Skipping step one by going directly to step two leaves Congress “out of the picture altogether,” Brown wrote. Agencies, she said, “are free to experiment with various interpretations, and courts are free to avoid determining the meaning of statutes.”

Brown added: “An Article III renaissance is emerging against the judicial abdication performed in Chevron‘s name.”

And she implied—through a citation—that Gorsuch may be part of that movement.

Brown quoted from Gorsuch’s decision in Gutierrez-Brizuela: “For whatever the agency may be doing under Chevron, the problem remains that courts are not fulfilling their duty to interpret the law.”

Gorsuch warned then that Chevron deference allowed agencies “to swallow huge amounts of core judicial and legislative power and concentrate federal power in a way that seems more than a little difficult to square with the Constitution of the framers’ design. Maybe the time has come to face the behemoth.”

Tuesday’s appearance of Gorsuch’s ruling in a D.C. Circuit decision could be the first in that court. (The Gorsuch case was decided in August 2016—it’s not terribly old.)

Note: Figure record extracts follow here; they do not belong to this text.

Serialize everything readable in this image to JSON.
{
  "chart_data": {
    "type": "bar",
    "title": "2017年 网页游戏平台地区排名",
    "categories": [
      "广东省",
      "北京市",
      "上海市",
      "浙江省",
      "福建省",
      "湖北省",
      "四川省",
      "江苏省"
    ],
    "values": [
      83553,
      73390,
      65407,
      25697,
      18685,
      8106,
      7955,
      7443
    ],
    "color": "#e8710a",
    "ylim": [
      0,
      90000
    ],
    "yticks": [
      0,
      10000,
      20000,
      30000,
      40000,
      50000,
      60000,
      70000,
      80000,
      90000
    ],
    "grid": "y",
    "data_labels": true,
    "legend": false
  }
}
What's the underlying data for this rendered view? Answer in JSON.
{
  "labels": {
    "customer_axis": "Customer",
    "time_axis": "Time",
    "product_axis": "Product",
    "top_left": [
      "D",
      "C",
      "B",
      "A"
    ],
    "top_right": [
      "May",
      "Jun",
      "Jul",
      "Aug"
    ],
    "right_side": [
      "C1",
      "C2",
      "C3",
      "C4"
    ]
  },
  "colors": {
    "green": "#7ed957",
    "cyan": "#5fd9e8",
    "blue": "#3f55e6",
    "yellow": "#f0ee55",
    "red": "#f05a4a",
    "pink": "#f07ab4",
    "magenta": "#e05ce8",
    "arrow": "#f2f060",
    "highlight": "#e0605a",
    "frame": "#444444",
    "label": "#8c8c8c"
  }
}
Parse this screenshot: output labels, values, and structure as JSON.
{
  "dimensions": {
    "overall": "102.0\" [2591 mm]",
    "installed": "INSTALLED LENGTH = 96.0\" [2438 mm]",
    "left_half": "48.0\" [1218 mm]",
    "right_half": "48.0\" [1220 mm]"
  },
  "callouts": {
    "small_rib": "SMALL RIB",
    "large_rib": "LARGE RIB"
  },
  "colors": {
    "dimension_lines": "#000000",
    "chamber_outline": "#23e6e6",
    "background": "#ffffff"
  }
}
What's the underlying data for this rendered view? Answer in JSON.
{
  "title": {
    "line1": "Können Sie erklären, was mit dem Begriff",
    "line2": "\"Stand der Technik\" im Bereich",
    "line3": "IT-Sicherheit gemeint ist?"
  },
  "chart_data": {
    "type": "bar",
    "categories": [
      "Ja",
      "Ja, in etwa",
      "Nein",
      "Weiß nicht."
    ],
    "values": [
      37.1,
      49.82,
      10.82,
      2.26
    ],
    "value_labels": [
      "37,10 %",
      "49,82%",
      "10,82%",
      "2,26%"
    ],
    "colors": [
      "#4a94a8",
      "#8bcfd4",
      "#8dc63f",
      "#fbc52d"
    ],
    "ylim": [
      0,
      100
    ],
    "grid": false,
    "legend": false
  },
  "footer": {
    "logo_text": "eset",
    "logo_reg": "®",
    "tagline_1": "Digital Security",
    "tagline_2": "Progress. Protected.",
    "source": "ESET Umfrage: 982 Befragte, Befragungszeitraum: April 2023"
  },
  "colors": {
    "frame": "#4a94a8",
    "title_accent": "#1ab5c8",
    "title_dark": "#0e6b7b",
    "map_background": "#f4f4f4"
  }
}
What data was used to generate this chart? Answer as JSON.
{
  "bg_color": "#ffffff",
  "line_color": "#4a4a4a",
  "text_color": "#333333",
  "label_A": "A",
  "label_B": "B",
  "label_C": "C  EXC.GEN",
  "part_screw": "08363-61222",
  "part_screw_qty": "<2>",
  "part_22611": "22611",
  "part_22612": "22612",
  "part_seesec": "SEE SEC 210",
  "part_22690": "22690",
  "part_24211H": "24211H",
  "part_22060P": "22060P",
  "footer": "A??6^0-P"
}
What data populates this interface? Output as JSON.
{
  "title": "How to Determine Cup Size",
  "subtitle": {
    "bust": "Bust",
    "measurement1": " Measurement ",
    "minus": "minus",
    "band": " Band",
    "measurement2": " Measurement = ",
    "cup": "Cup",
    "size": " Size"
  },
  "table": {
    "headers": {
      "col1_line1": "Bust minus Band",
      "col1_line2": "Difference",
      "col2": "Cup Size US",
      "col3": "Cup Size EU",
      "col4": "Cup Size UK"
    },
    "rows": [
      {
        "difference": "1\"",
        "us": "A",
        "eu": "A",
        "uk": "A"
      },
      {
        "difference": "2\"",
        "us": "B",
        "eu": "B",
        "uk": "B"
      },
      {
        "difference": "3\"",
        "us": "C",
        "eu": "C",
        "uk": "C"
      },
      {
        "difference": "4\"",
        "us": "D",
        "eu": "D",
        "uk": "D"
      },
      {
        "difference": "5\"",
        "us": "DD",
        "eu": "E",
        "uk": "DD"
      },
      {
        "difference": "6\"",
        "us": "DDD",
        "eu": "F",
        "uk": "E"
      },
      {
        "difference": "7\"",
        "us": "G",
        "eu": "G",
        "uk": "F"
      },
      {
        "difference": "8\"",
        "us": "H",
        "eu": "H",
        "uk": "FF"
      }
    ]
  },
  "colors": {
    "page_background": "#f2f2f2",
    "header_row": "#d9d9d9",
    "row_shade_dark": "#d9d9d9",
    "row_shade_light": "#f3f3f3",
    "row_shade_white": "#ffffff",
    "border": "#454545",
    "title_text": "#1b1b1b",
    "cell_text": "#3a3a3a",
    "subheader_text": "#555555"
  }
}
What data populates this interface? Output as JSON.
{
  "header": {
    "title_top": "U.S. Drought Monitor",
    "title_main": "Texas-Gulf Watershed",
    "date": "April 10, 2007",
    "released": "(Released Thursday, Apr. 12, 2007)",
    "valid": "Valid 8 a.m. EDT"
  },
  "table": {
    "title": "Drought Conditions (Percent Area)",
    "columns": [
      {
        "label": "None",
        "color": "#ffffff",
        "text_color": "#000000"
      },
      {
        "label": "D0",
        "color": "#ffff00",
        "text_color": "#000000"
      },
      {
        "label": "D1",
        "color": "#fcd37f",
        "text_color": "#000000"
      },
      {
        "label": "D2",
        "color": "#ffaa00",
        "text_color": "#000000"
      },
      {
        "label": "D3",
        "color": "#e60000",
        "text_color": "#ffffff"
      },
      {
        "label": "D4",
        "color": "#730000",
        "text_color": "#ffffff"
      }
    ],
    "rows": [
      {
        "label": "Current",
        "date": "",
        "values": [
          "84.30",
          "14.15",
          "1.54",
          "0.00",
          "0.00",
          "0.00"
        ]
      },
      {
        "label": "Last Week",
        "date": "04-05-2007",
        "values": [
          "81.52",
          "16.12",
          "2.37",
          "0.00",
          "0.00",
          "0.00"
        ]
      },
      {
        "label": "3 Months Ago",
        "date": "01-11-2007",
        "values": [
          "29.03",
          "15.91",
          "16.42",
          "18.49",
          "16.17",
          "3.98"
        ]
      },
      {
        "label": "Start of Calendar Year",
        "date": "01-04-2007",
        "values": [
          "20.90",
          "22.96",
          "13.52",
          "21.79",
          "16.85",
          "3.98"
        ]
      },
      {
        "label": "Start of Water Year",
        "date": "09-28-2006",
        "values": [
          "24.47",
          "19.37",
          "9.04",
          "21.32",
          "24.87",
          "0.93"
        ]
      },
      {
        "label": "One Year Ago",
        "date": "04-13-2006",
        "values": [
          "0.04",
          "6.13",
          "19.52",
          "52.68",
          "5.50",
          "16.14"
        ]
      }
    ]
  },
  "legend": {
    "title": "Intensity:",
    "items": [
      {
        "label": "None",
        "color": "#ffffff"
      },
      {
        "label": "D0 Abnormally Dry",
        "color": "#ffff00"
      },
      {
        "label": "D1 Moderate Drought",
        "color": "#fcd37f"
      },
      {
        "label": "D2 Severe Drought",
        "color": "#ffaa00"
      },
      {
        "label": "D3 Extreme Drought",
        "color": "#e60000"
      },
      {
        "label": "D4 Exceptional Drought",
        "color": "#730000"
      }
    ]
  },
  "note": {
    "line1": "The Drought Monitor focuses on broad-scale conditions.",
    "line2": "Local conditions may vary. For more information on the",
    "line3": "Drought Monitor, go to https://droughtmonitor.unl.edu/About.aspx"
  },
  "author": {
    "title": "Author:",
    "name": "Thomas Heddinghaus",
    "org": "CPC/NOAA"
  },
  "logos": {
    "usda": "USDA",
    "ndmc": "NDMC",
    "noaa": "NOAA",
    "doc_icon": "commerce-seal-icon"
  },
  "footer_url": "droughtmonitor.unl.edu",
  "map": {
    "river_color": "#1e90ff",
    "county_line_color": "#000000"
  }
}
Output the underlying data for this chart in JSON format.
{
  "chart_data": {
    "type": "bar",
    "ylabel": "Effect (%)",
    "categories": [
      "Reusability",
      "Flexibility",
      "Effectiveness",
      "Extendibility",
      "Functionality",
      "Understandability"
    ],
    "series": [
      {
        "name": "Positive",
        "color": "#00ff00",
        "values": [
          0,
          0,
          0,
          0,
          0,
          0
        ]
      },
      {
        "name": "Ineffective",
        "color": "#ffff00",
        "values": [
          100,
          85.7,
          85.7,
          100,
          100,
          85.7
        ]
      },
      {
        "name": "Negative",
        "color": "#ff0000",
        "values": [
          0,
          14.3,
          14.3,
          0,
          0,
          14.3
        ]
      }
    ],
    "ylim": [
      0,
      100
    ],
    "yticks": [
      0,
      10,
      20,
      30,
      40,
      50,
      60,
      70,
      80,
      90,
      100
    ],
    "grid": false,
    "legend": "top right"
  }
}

Brown is not alone on the federal appellate bench in using Gorsuch’s opinion to sound an alarm about Chevron.

Judge Kent Jordan of the Third Circuit, in a March opinion concurring in the judgment in Egan v. Delaware River Port Authority, cited Gorsuch’s decision as he called for a re-examination of Chevron.

Gorsuch’s opinion in Gutierrez-Brizuela did appear in an amicus brief filed by the National Association of Criminal Defense Lawyers in the Supreme Court case Esquivel-Quintana v. Lynch. The justices heard argument on Feb. 27.

Gorsuch, by tradition, would not vote in that case.